Wendy Lee is an MPA student at LSE and Columbia University in New York. Before coming to LSE, she spent two years as a Peace Corps volunteer in Cameroon in West Africa. In this post, she reveals how that experience has reshaped her views on development.
Just six weeks after my two-year tour of living in Cameroon as a Small Enterprise Developer with the Peace Corps, I entered LSE. What an interesting adjustment.
From the mountainous serene village of Batié in West Cameroon to the bustling English capital, I went from living life in a developing country to studying issues of development at a prestigious institution.
While sitting in the LSE classrooms, I began to fully grasp the value of my service. I did not change the world, but the experience enabled me to weave a level of compassion and understanding when thinking of development issues.
“What is the Peace Corps?” many of my non-American classmates would ask.
The Peace Corps is a US Government Agency that sends American citizens to any of the 76 current Peace Corps countries for 27 months. Volunteers’ skills are matched to needs and they are only sent to villages that request them. The Agency has three goals:
- Helping the people of interested countries in meeting their need for trained men and women.
- Helping promote a better understanding of Americans on the part of the peoples served.
- Helping promote a better understanding of other peoples on the part of Americans.
After a long application process (on average one year), admitted volunteers undergo three months of culture, language and technical training in their country of service.

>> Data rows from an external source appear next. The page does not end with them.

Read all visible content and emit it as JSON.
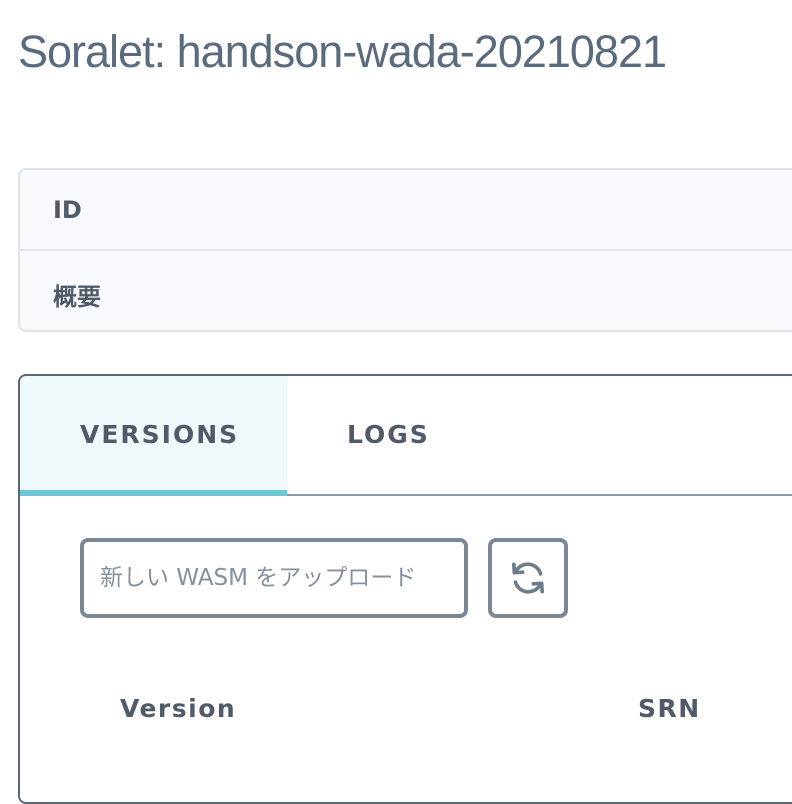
{
  "page": {
    "title": "Soralet: handson-wada-20210821"
  },
  "info": {
    "rows": [
      {
        "label": "ID"
      },
      {
        "label": "概要"
      }
    ]
  },
  "tabs": [
    {
      "label": "VERSIONS",
      "active": true
    },
    {
      "label": "LOGS",
      "active": false
    }
  ],
  "versions_panel": {
    "upload_placeholder": "新しい WASM をアップロード",
    "refresh_icon": "refresh-icon",
    "table": {
      "columns": [
        "Version",
        "SRN"
      ]
    }
  },
  "colors": {
    "accent": "#6cc7d2",
    "text": "#4f5b69",
    "border": "#7b8794"
  }
}
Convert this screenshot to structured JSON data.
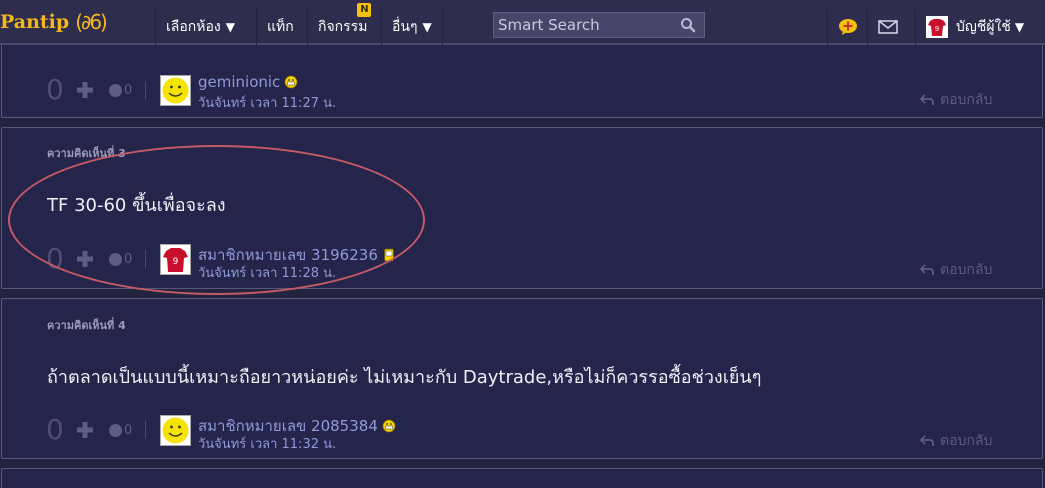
{
  "topbar": {
    "logo_text": "Pantip",
    "logo_mark": "(∂6)",
    "nav": [
      {
        "label": "เลือกห้อง",
        "caret": "▼"
      },
      {
        "label": "แท็ก",
        "caret": ""
      },
      {
        "label": "กิจกรรม",
        "caret": "",
        "badge": "N"
      },
      {
        "label": "อื่นๆ",
        "caret": "▼"
      }
    ],
    "search_placeholder": "Smart Search",
    "account_label": "บัญชีผู้ใช้",
    "account_caret": "▼",
    "icons": [
      "pantip-point-icon",
      "mail-icon",
      "avatar-shirt-icon"
    ]
  },
  "comments": [
    {
      "label": "",
      "text": "",
      "votes": "0",
      "emoji_count": "0",
      "author": "geminionic",
      "author_icon": "smiley-icon",
      "time": "วันจันทร์ เวลา 11:27 น.",
      "reply": "ตอบกลับ",
      "avatar": "yellow-smiley"
    },
    {
      "label": "ความคิดเห็นที่ 3",
      "text": "TF 30-60 ขึ้นเพื่อจะลง",
      "votes": "0",
      "emoji_count": "0",
      "author": "สมาชิกหมายเลข 3196236",
      "author_icon": "phone-icon",
      "time": "วันจันทร์ เวลา 11:28 น.",
      "reply": "ตอบกลับ",
      "avatar": "red-shirt"
    },
    {
      "label": "ความคิดเห็นที่ 4",
      "text": "ถ้าตลาดเป็นแบบนี้เหมาะถือยาวหน่อยค่ะ ไม่เหมาะกับ Daytrade,หรือไม่ก็ควรรอซื้อช่วงเย็นๆ",
      "votes": "0",
      "emoji_count": "0",
      "author": "สมาชิกหมายเลข 2085384",
      "author_icon": "smiley-icon",
      "time": "วันจันทร์ เวลา 11:32 น.",
      "reply": "ตอบกลับ",
      "avatar": "yellow-smiley"
    }
  ],
  "colors": {
    "background": "#24233f",
    "logo": "#f4b81b",
    "author": "#8e9ad9",
    "annotation": "#c55a66"
  }
}
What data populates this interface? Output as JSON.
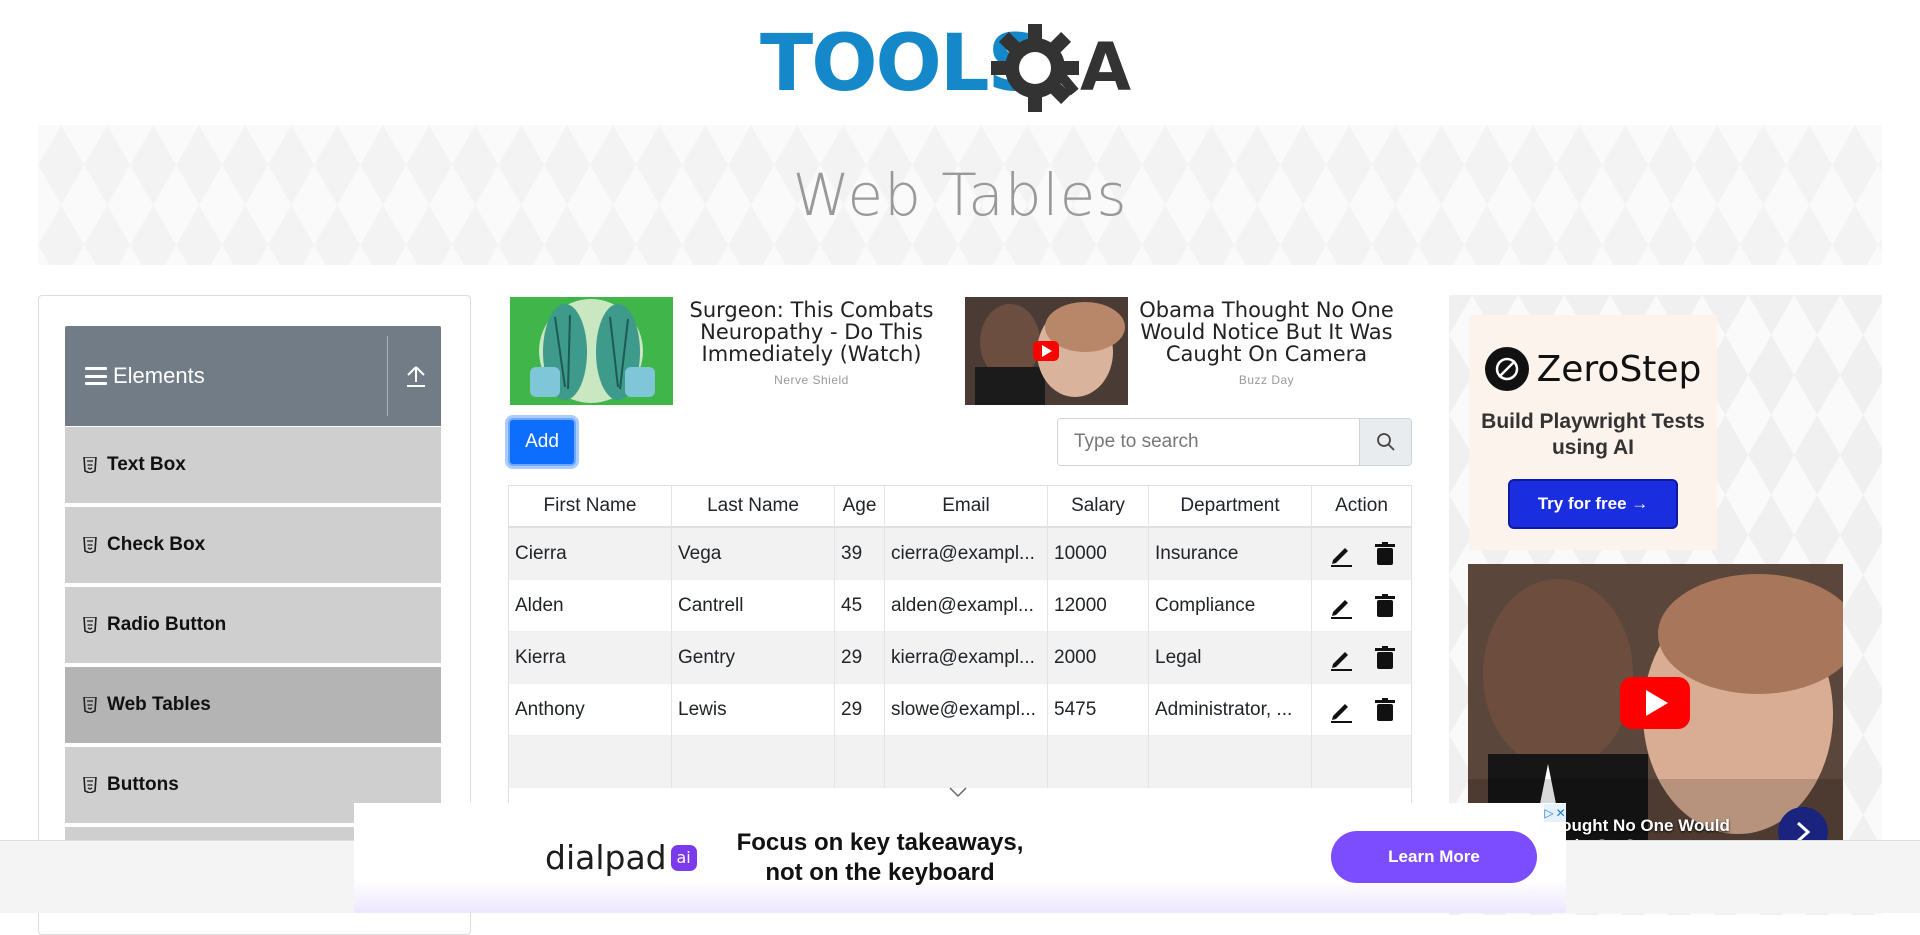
{
  "brand": {
    "logo_text": "TOOLSQA"
  },
  "page_title": "Web Tables",
  "sidebar": {
    "group_title": "Elements",
    "items": [
      {
        "label": "Text Box"
      },
      {
        "label": "Check Box"
      },
      {
        "label": "Radio Button"
      },
      {
        "label": "Web Tables",
        "active": true
      },
      {
        "label": "Buttons"
      }
    ]
  },
  "ads_row": [
    {
      "headline": "Surgeon: This Combats Neuropathy - Do This Immediately (Watch)",
      "source": "Nerve Shield"
    },
    {
      "headline": "Obama Thought No One Would Notice But It Was Caught On Camera",
      "source": "Buzz Day"
    }
  ],
  "toolbar": {
    "add_label": "Add"
  },
  "search": {
    "placeholder": "Type to search",
    "value": ""
  },
  "table": {
    "headers": [
      "First Name",
      "Last Name",
      "Age",
      "Email",
      "Salary",
      "Department",
      "Action"
    ],
    "rows": [
      [
        "Cierra",
        "Vega",
        "39",
        "cierra@exampl...",
        "10000",
        "Insurance"
      ],
      [
        "Alden",
        "Cantrell",
        "45",
        "alden@exampl...",
        "12000",
        "Compliance"
      ],
      [
        "Kierra",
        "Gentry",
        "29",
        "kierra@exampl...",
        "2000",
        "Legal"
      ],
      [
        "Anthony",
        "Lewis",
        "29",
        "slowe@exampl...",
        "5475",
        "Administrator, ..."
      ]
    ]
  },
  "right_ad": {
    "brand": "ZeroStep",
    "tagline": "Build Playwright Tests using AI",
    "cta": "Try for free →",
    "video_caption": "Obama Thought No One Would\nIt Was Caught On Camera"
  },
  "bottom_ad": {
    "brand": "dialpad",
    "brand_badge": "ai",
    "headline": "Focus on key takeaways, not on the keyboard",
    "cta": "Learn More"
  },
  "colors": {
    "primary": "#0d6efd",
    "sidebar_header": "#727c86",
    "menu_item": "#cfcfcf",
    "logo_blue": "#1588c9",
    "logo_dark": "#333333"
  }
}
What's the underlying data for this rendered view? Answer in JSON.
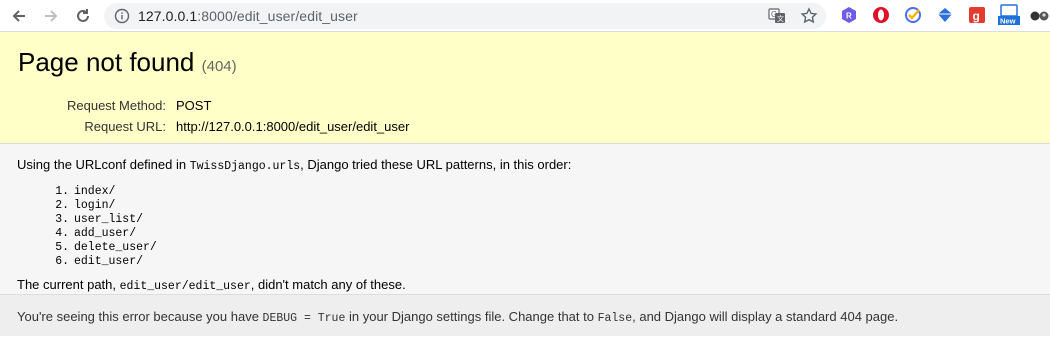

At the end of 3 months, volunteers are dispersed across their country.
Two years may seem like a long time, but it is commonly agreed that it takes the entire first year to master the local language, to gain the trust of community members, and to understand the culture intricacies (in my case, this included how to bargain, how to turn harassment into a bantering session, how to manoeuvre local power structures etc).
It is one thing to study and to read about the stark realities of life with bad roads, lack of plumbing and electricity, over-crowded buses, extreme corruption, death from preventable diseases, HIV/AIDS, yet it takes entirely a different level of understanding to live that life for two years, and to have close friends whose lives are impacted by these realities.
Citizens of the developing world are the people whom we are serving. Number crunching and complicated analyses aside, the core of development policies boils down to these individuals.
Volunteers have the luxury to not be secluded in capital cities and constrained within expat compounds. When some of us eventually find ourselves in a position where security is a real issue and must stay within secured walls, we will still have the perspectives of people living outside those walls.
Furthermore, the process of learning, understanding, and adapting to a new culture shapes volunteers into true global citizens, which serves well in many career aspirations.
Not everyone can or wants to join the Peace Corps, but I believe development professionals should undertake long-term field experiences to gain a deep understanding of the people whom we serve.
Many organisations exist today to provide field experiences for young professionals aspiring toward a career in international development. Understanding the people whom we serve is vital in every profession from medicine to teaching. Why should creating development policy be any different?